I drove in from the suburbs to the older part of town
The pastels of the newer homes gave way to gray and brown.
I had that disembodied feeling as the car pulled up
And stopped beside the wooden house that held the Christmas cup.
How I got up to her door I really couldn’t tell…
I watched my hand rise up and press the button of the bell.
I waited, aided by my nervous rocking to and fro
And just as I was thinking I should turn around and go
I heard the rattle of the china in the hutch against the wall
The triple beat of two feet and a crutch came down the hall.
The clicking of the door latch and the sliding of the bolt
And a little swollen struggle popped it open with a jolt.
She stood there pale and tiny, looking fragile as an egg
I forced myself from staring at the brace that held her leg.
And though her thick bifocals seemed to crack and spread her eyes
Their milky and refracted depths lit up with young surprise.
Come in!
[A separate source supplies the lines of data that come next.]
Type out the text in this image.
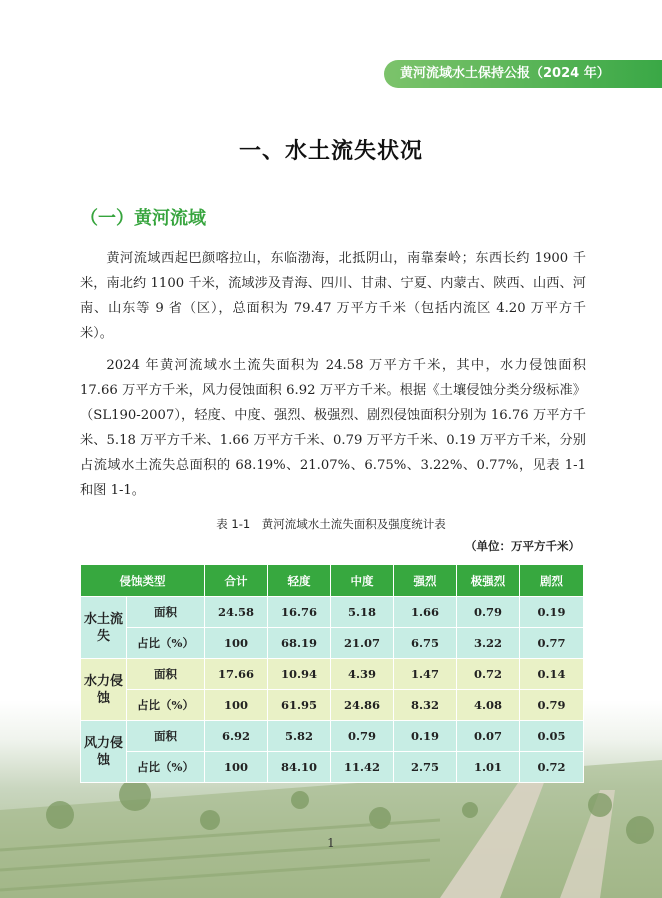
黄河流域水土保持公报（2024 年）
一、水土流失状况
（一）黄河流域
黄河流域西起巴颜喀拉山，东临渤海，北抵阴山，南靠秦岭；东西长约 1900 千米，南北约 1100 千米，流域涉及青海、四川、甘肃、宁夏、内蒙古、陕西、山西、河南、山东等 9 省（区），总面积为 79.47 万平方千米（包括内流区 4.20 万平方千米）。
2024 年黄河流域水土流失面积为 24.58 万平方千米，其中，水力侵蚀面积 17.66 万平方千米，风力侵蚀面积 6.92 万平方千米。根据《土壤侵蚀分类分级标准》（SL190-2007），轻度、中度、强烈、极强烈、剧烈侵蚀面积分别为 16.76 万平方千米、5.18 万平方千米、1.66 万平方千米、0.79 万平方千米、0.19 万平方千米，分别占流域水土流失总面积的 68.19%、21.07%、6.75%、3.22%、0.77%，见表 1-1 和图 1-1。
表 1-1　黄河流域水土流失面积及强度统计表
（单位：万平方千米）
侵蚀类型		合计	轻度	中度	强烈	极强烈	剧烈
水土流失	面积	24.58	16.76	5.18	1.66	0.79	0.19
	占比（%）	100	68.19	21.07	6.75	3.22	0.77
水力侵蚀	面积	17.66	10.94	4.39	1.47	0.72	0.14
	占比（%）	100	61.95	24.86	8.32	4.08	0.79
风力侵蚀	面积	6.92	5.82	0.79	0.19	0.07	0.05
	占比（%）	100	84.10	11.42	2.75	1.01	0.72
1
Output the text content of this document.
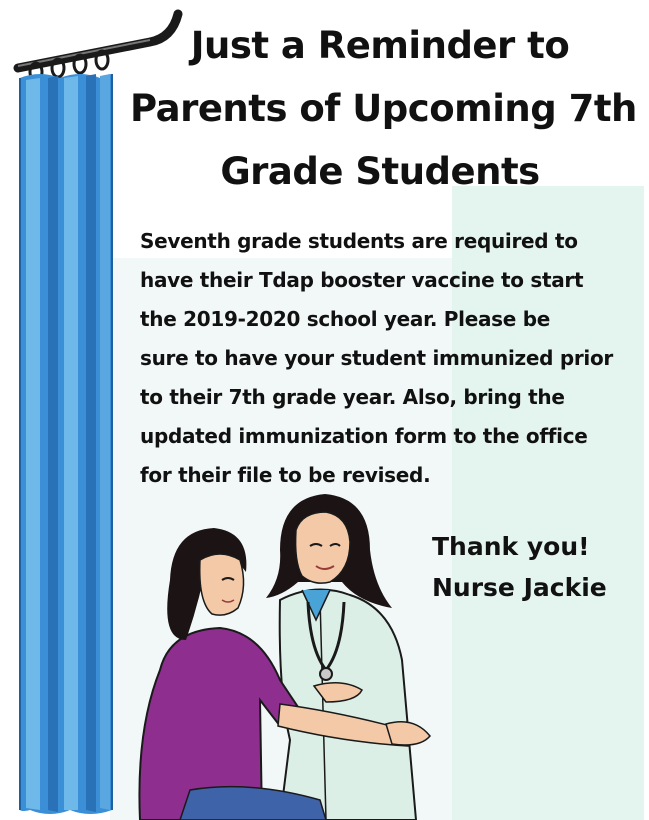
Just a Reminder to
Parents of Upcoming 7th
Grade Students
Seventh grade students are required to
have their Tdap booster vaccine to start
the 2019-2020 school year. Please be
sure to have your student immunized prior
to their 7th grade year. Also, bring the
updated immunization form to the office
for their file to be revised.
Thank you!
Nurse Jackie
Come in! She laughed the words. She took me by the hand
And all my fears dissolved away as if by her command.
We went inside and then before I knew how to react
Before my eyes and ears and nose was Christmas past, alive, intact!
The scent of candied oranges, of cinnamon and pine,
The antique wooden soldiers in their military line,
The porcelain Nativity I’d always loved so much,
The Dresden and the crystal I’d been told I mustn’t touch.
My spirit fairly bolted like a child out of class
And danced among the ornaments of calico and glass.
Like magic I was six again, deep in a Christmas spell
Steeped in the million memories the boy inside knew well.
And here among old Christmas cards so lovingly displayed
A special place of honor for the ones we kids had made.
And there, beside her rocking chair, the center of it all
My great Aunt stood and said how nice it was that I had come to call.
I sat and rattled on about the weather and the flu
She listened very patiently then smiled and said, “What’s new?”
Thoughts and words began to flow. I started making sense
I lost the phony breeziness I use when I get tense.
She was still passionately interested in everything I did.
She was positive. Encouraging. Like when I was a kid.
Simple generalities still sent her into fits
She demanded the specifics. The particulars. The bits.
We talked about the limitations that she’d had to face
She spoke with utter candor and with humor and good grace.
Then defying the reality of crutch and straightened knee
On wings of hospitality she flew to brew the tea.
I sat alone with feelings that I hadn’t felt in years.
I looked around at Christmas through a thick hot blur of tears.
And the candles and the holly she’d arranged on every shelf
The impossibly good cookies she still somehow baked herself.
But these rich and tactile memories became quite pale and thin
When measured by the Christmas my great Aunt kept deep within.
Her body halved and nearly spent, but my great Aunt was whole
I saw a Christmas miracle, the triumph of a soul.
The triple beat of two feet and a crutch came down the hall
The rattle of the china in the hutch against the wall.
She poured two cups. She smiled and then she handed one to me
And then we settled back and had a cup of Christmas tea.